The Last Man On Earth (colorized)
The Last Man on Earth (Italian: L'ultimo uomo della Terra) is a 1964 science-fiction horror film based on the 1954 Richard Matheson novel I Am Legend. The film was directed by Ubaldo Ragona and Sidney Salkow, and stars Vincent Price. The script was written in part by Matheson, but he was dissatisfied with the result and chose to be credited as "Logan Swanson". William Leicester, Furio M. Monetti, and Ubaldo Ragona were the other writers.
It was filmed in Rome, Italy, with some location shots taken at Esposizione Universale Roma. It was released theatrically in the United States by American International Pictures and the UK in 1966. In the 1980s, the film fell into the public domain.

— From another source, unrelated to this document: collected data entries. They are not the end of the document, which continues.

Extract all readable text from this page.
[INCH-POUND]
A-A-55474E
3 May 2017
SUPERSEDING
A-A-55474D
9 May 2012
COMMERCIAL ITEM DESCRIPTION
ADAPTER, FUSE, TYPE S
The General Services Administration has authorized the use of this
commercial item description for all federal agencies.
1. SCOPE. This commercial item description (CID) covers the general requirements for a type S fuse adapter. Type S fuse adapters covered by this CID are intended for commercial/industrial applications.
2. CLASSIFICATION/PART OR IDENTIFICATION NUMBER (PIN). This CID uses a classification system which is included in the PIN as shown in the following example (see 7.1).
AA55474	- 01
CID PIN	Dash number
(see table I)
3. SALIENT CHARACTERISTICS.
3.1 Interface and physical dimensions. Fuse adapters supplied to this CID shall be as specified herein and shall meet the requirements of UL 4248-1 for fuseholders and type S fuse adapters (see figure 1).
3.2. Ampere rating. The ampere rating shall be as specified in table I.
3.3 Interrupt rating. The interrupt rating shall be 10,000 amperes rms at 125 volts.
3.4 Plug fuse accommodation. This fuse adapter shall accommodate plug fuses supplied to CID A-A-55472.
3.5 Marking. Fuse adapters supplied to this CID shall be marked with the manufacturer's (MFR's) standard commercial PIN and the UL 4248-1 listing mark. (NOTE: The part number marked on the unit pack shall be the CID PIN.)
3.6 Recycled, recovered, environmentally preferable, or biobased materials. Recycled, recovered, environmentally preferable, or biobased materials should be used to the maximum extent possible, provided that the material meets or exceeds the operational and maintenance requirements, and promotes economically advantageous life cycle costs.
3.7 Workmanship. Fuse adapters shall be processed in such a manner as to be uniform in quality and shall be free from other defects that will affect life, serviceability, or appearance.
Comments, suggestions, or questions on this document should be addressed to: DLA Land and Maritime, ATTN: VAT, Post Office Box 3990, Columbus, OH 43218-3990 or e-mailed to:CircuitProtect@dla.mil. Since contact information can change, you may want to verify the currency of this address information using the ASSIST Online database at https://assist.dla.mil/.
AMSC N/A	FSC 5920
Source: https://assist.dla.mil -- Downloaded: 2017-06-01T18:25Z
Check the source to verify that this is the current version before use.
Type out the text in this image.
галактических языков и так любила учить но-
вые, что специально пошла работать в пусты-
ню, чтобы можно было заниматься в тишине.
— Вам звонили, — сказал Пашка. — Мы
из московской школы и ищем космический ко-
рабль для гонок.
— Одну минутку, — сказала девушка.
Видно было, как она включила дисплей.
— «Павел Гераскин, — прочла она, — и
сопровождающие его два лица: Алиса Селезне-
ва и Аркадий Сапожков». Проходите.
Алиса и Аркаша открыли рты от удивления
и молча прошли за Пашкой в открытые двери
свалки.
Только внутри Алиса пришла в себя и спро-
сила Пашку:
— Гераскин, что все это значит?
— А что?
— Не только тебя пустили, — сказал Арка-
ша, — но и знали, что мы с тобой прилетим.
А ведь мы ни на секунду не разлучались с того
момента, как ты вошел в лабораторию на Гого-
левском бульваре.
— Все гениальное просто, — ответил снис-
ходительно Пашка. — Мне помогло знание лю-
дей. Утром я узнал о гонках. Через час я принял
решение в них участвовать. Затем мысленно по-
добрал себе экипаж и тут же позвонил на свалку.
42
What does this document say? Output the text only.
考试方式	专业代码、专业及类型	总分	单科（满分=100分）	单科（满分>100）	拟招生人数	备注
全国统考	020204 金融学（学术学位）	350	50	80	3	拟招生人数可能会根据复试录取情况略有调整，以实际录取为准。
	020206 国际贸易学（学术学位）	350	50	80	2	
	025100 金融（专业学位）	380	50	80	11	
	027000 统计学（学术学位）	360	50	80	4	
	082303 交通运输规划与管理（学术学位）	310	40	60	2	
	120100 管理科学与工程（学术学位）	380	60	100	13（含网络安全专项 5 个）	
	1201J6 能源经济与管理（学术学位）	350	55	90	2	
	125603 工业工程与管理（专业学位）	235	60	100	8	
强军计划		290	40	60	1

MGM Home Video, the current owners of the AIP film catalog, released a digitally remastered widescreen print on DVD in September 2005.
Vincent Price as Dr. Robert Morgan (in others as Robert Neville)
Franca Bettoia as Ruth Collins
Emma Danieli as Virginia Morgan
Giacomo Rossi-Stuart as Ben Cortman
Umberto Raho as Dr. Mercer
Christi Courtland as Kathy Morgan
Antonio Corevi as the Governor
Ettore Ribotta as the TV Reporter
Rolando De Rossi
Carolyn De Fonseca dubbed for Ruth Collins' voice in the English release of the film. She was uncredited.
Giuseppe Mattei as the leader of the survivors, was also uncredited.
To more accurately show how grueling it was for his character to survive, Vincent Priceinsisted on lifting real people into the back of his car instead of dummies. This is why it seems he's taking extra care with the bodies. For the scene at the pit, however, he's handling dummies for obvious reasons.
Although this is much more faithful to the book than The Omega Man (1971) and I Am Legend (2007) which are based on the same novel, it changes the main character's name from Robert Neville to Robert Morgan, while the other two leave it unchanged.
The script was written in part by Richard Matheson, but he was dissatisfied with the result and was therefore credited as Logan Swanson.
There are several mistakes of continuity like when he threw bodies into the canyon. In the close up is a woman but in the long shot is a man and vice versa. The legs are for one side, and in the next shot is backwards.
Charlton Heston viewed this film before proceeding with his remake The Omega Man(1971). He described this version as "incredibly botched, totally unfrightening, ill-acted, sloppily written and photographed."